- Born: Janet Hailes
- Education: BA DipEd Monash University
- Occupations: Educator, fundraiser, board director
- Employer: Jean Hailes for Women's Health
- Known for: Women's health
- Spouse: Andrew Michelmore
- Mother: Jean Hailes
- Awards: Fellow, Monash University (2015) Victorian Honour Roll of Women (2013)
- Website: https://www.jeanhailes.org.au/

= Janet Hailes Michelmore =

Janet Hailes Michelmore is the founder and chief executive officer of Jean Hailes for Women's Health, an Australia-wide not-for-profit organisation that provides health information and resources for women of all ages and health professionals.
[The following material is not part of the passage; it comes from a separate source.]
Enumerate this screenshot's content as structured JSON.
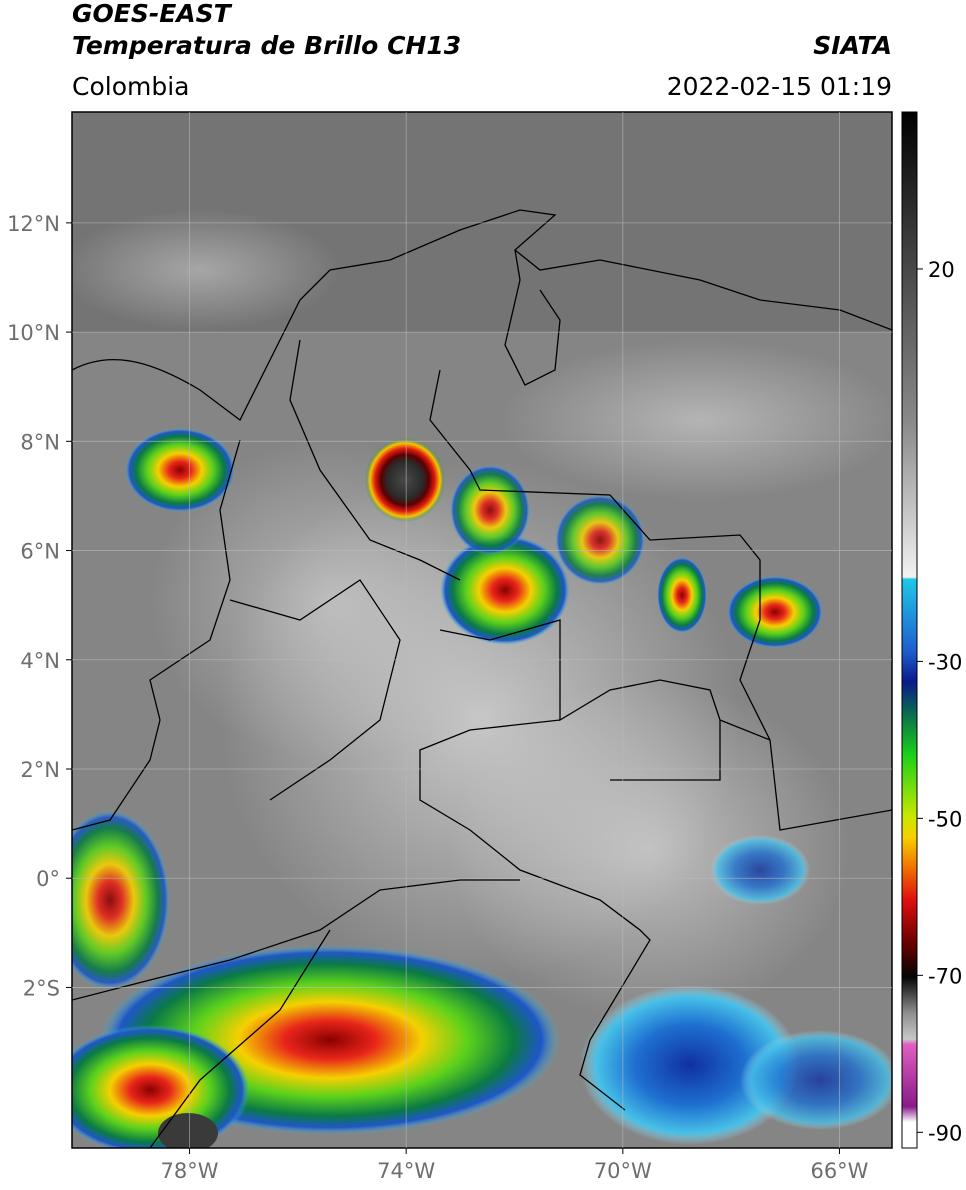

Michelmore was made an Officer of the Order of Australia in the 2001 Australia Day Honours for "service to women, particularly through education campaigns to raise public awareness of women's health issues and services provided by the Jean Hailes Foundation". In the same year she was awarded the Centenary Medal for "outstanding service to women's health and wellbeing". In 2013 she was inducted onto the Victorian Honour Roll of Women and Monash University elected her a Fellow in 2015.

== Personal ==
Michelmore is married to Andrew Michelmore, who is a fellow board member of Jean Hailes for Women's Health.